A request for comment from the South Carolina state program was not immediately responded to.

Coalition researchers point to a number of reasons why states are so slow to distribute funds.

Programs across the country are understaffed and overwhelmed by the volume of applications. Insufficient range and tedious documentation requirements were also obstacles. A recent study by the Urban Institute showed that less than half of the tenants even know about federal aid.

Knowing for help is only part of the fight.

Andrew Aurand, vice president of research for the Coalition of Housing, said he had come across a 45-page motion. Another required tenants to document their income for the past six months.

“They ask for things that many tenants don’t have, like the landlord’s email address,” said Dan Rose, assistant professor of sociology at Winston-Salem State University and organizer of Housing Justice Now. “Officials are more concerned that so-called fraudsters will get this money than the people who really need it.”

Suffering tenants have recently been given a little more time to get state aid and before they have to fear eviction.

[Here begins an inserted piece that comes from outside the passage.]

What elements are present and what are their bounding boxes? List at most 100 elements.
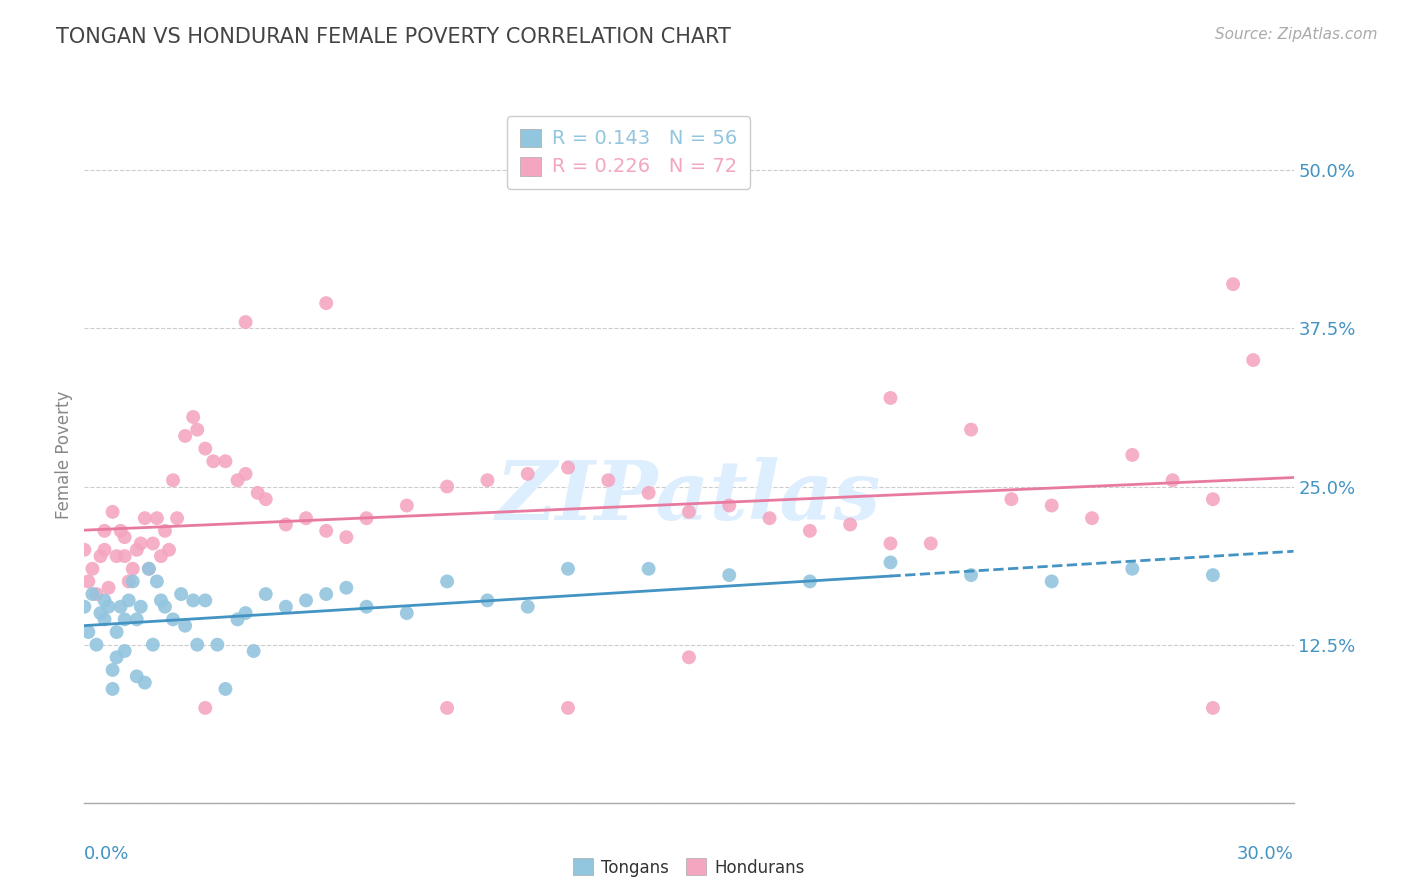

The Centers for Disease Control and Prevention issued a new eviction moratorium last week after the previous one expired on July 31. The protection is valid until October 3rd and for places where Covid rates remain high. That currently covers about 80% of the US counties.

While the moratorium is pausing the eviction crisis, it’s rental subsidy that can stop it, said Emily Benfer, visiting law professor at Wake Forest University.

“It is imperative that cities and states provide rental assistance to vulnerable communities as soon as possible to prevent evictions and the public health consequences in all of our communities,” she said.